ZeroAccess is said to be one of the most prevalent botnets across the world and the guys over at Symantec had found out in August 2013 that as many as 1.9 million computers are affected by it. And a recent blog post from the company reveals that it has managed to take down as many 500,000 bots that without any doubt, has decreased their numbers considerably.
This particular botnet is used in peer-to-peer command-and-control communication architecture which is one of the reasons why it is available in such large number of computers. The lack of a central C&C server makes it impossible to disable an attacker and prevent it from spreading. As soon as it manages to get into a particular system, it contacts its peers and gives away details of other systems in the network. This constant communication between bots makes it extremely difficult to disable them.
In spite of all this, Symantec had successfully managed to find a way of sinkholing the botnet after a lot of research. They have admitted that it was a difficult process, but not impossible for sure. Even while the research was underway, the company noticed that certain modifications have been made to the botnet and the most significant one amongst them was its ability to avoid getting sinkholed.

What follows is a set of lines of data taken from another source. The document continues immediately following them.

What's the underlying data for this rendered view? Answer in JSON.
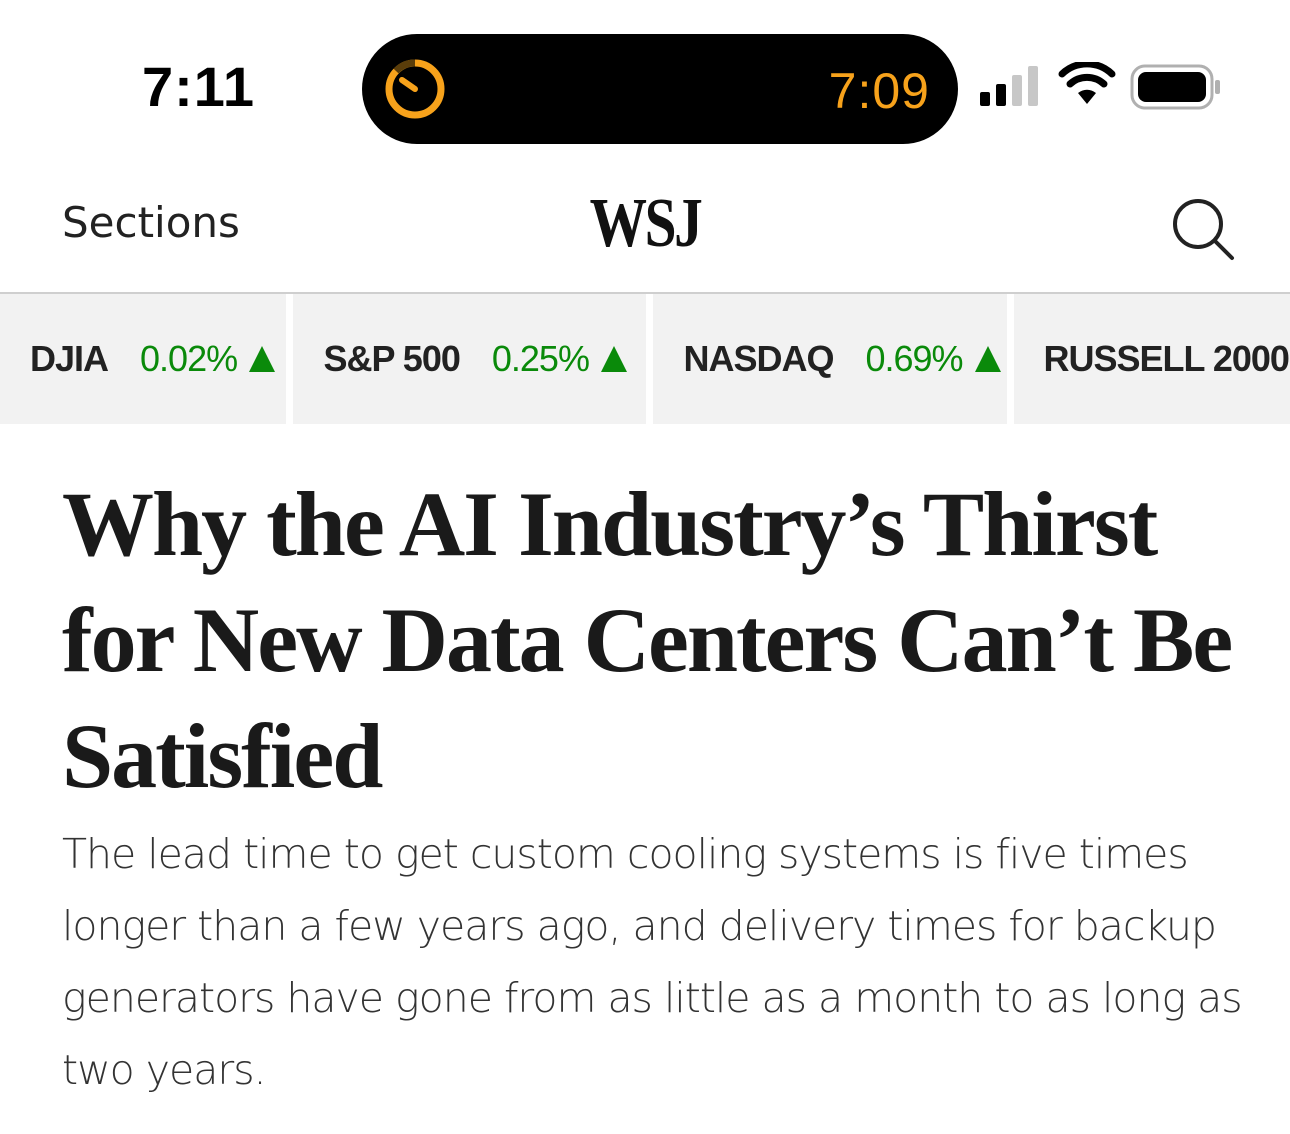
{
  "status_bar": {
    "time": "7:11",
    "island": {
      "icon": "timer-icon",
      "time": "7:09",
      "accent_color": "#f7a21b"
    },
    "signal_icon": "cellular-signal-icon",
    "wifi_icon": "wifi-icon",
    "battery_icon": "battery-icon"
  },
  "nav": {
    "sections_label": "Sections",
    "logo": "WSJ",
    "search_icon": "search-icon"
  },
  "ticker": [
    {
      "name": "DJIA",
      "change": "0.02%",
      "direction": "up"
    },
    {
      "name": "S&P 500",
      "change": "0.25%",
      "direction": "up"
    },
    {
      "name": "NASDAQ",
      "change": "0.69%",
      "direction": "up"
    },
    {
      "name": "RUSSELL 2000",
      "change": "",
      "direction": ""
    }
  ],
  "ticker_up_color": "#0a8a0a",
  "article": {
    "headline": "Why the AI Industry’s Thirst for New Data Centers Can’t Be Satisfied",
    "dek": "The lead time to get custom cooling systems is five times longer than a few years ago, and delivery times for backup generators have gone from as little as a month to as long as two years."
  }
}
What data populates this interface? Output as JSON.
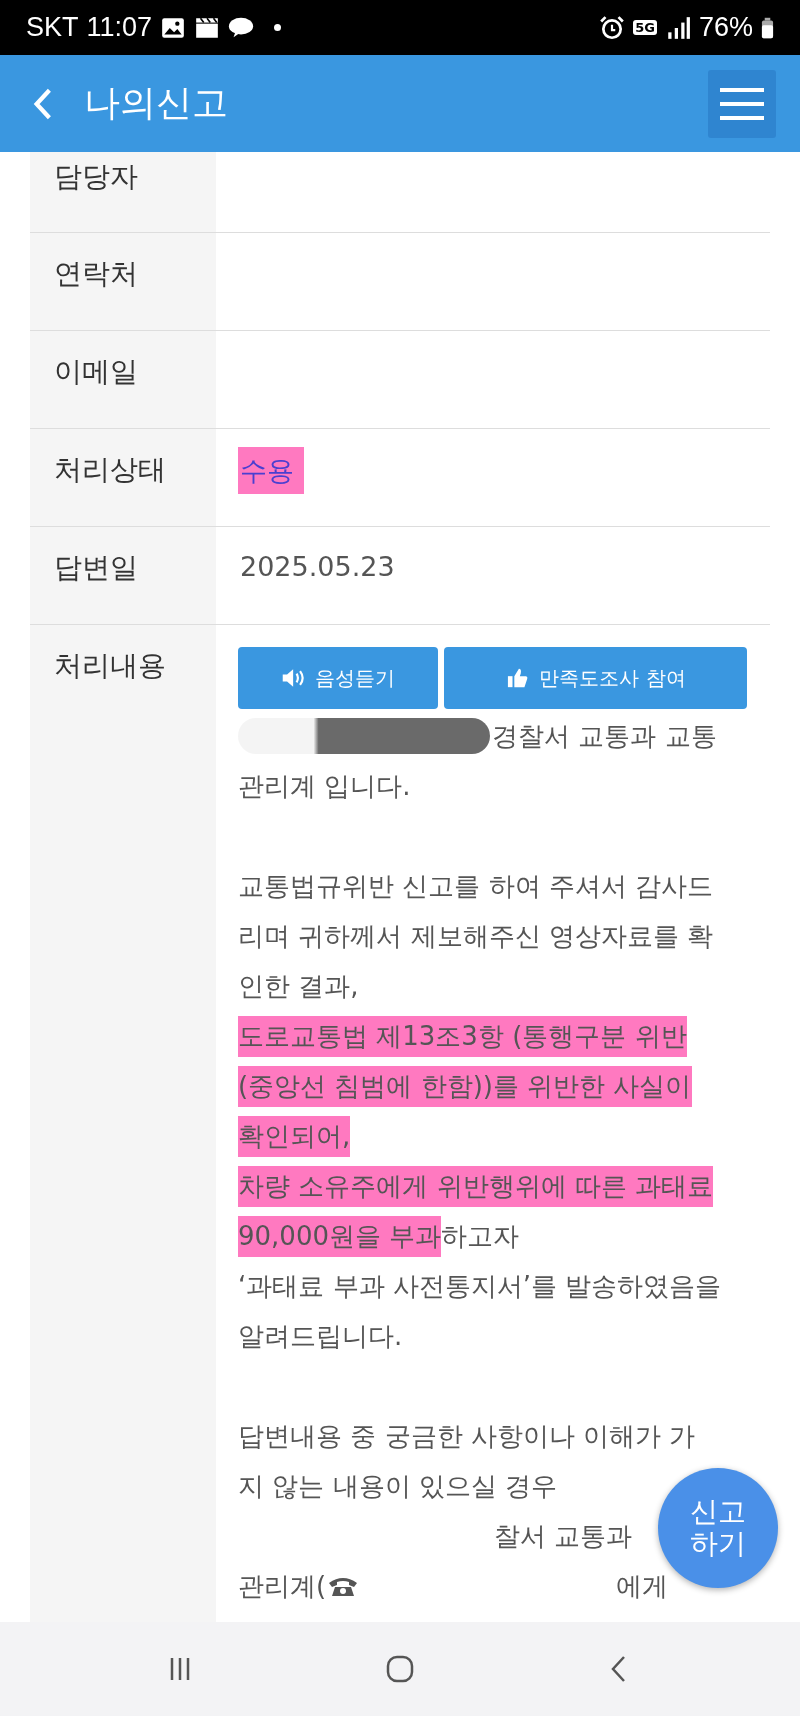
{
  "status_bar": {
    "carrier": "SKT",
    "time": "11:07",
    "network": "5G",
    "battery": "76%"
  },
  "header": {
    "title": "나의신고"
  },
  "fields": [
    {
      "label": "담당자"
    },
    {
      "label": "연락처"
    },
    {
      "label": "이메일"
    },
    {
      "label": "처리상태",
      "value": "수용",
      "highlighted": true
    },
    {
      "label": "답변일",
      "value": "2025.05.23",
      "highlighted": false
    }
  ],
  "content": {
    "label": "처리내용",
    "buttons": [
      {
        "label": "음성듣기",
        "kind": "speaker"
      },
      {
        "label": "만족도조사 참여",
        "kind": "thumb"
      }
    ],
    "paragraphs": [
      [
        [
          {
            "kind": "redacted"
          },
          {
            "kind": "text",
            "text": "경찰서 교통과 교통",
            "highlighted": false
          }
        ],
        [
          {
            "kind": "text",
            "text": "관리계 입니다.",
            "highlighted": false
          }
        ]
      ],
      [
        [
          {
            "kind": "text",
            "text": "교통법규위반 신고를 하여 주셔서 감사드",
            "highlighted": false
          }
        ],
        [
          {
            "kind": "text",
            "text": "리며 귀하께서 제보해주신 영상자료를 확",
            "highlighted": false
          }
        ],
        [
          {
            "kind": "text",
            "text": "인한 결과,",
            "highlighted": false
          }
        ],
        [
          {
            "kind": "text",
            "text": "도로교통법 제13조3항 (통행구분 위반",
            "highlighted": true
          }
        ],
        [
          {
            "kind": "text",
            "text": "(중앙선 침범에 한함))를 위반한 사실이",
            "highlighted": true
          }
        ],
        [
          {
            "kind": "text",
            "text": "확인되어,",
            "highlighted": true
          }
        ],
        [
          {
            "kind": "text",
            "text": "차량 소유주에게 위반행위에 따른 과태료",
            "highlighted": true
          }
        ],
        [
          {
            "kind": "text",
            "text": "90,000원을 부과",
            "highlighted": true
          },
          {
            "kind": "text",
            "text": "하고자",
            "highlighted": false
          }
        ],
        [
          {
            "kind": "text",
            "text": "‘과태료 부과 사전통지서’를 발송하였음을",
            "highlighted": false
          }
        ],
        [
          {
            "kind": "text",
            "text": "알려드립니다.",
            "highlighted": false
          }
        ]
      ],
      [
        [
          {
            "kind": "text",
            "text": "답변내용 중 궁금한 사항이나 이해가 가",
            "highlighted": false
          }
        ],
        [
          {
            "kind": "text",
            "text": "지 않는 내용이 있으실 경우",
            "highlighted": false
          }
        ],
        [
          {
            "kind": "blank"
          },
          {
            "kind": "text",
            "text": "찰서 교통과",
            "highlighted": false
          }
        ],
        [
          {
            "kind": "text",
            "text": "관리계(",
            "highlighted": false
          },
          {
            "kind": "phone"
          },
          {
            "kind": "blank"
          },
          {
            "kind": "text",
            "text": "에게",
            "highlighted": false
          }
        ]
      ]
    ]
  },
  "fab": {
    "label": "신고\n하기"
  }
}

The updated version of ZeroAccess started spreading via the same peer-to-peer network. The botmaster got the wind of the procedure for sinkholing through a report that was published in May this year. Without wasting more time, the engineers decided to take down the botnets by sinkholing them using the procedure they had researched and successfully got rid of around half a million of them.
By disabling 500,000 ZeroAccess botnets, Syamntec has higly reduced the possibility of advertising and online currency fraud.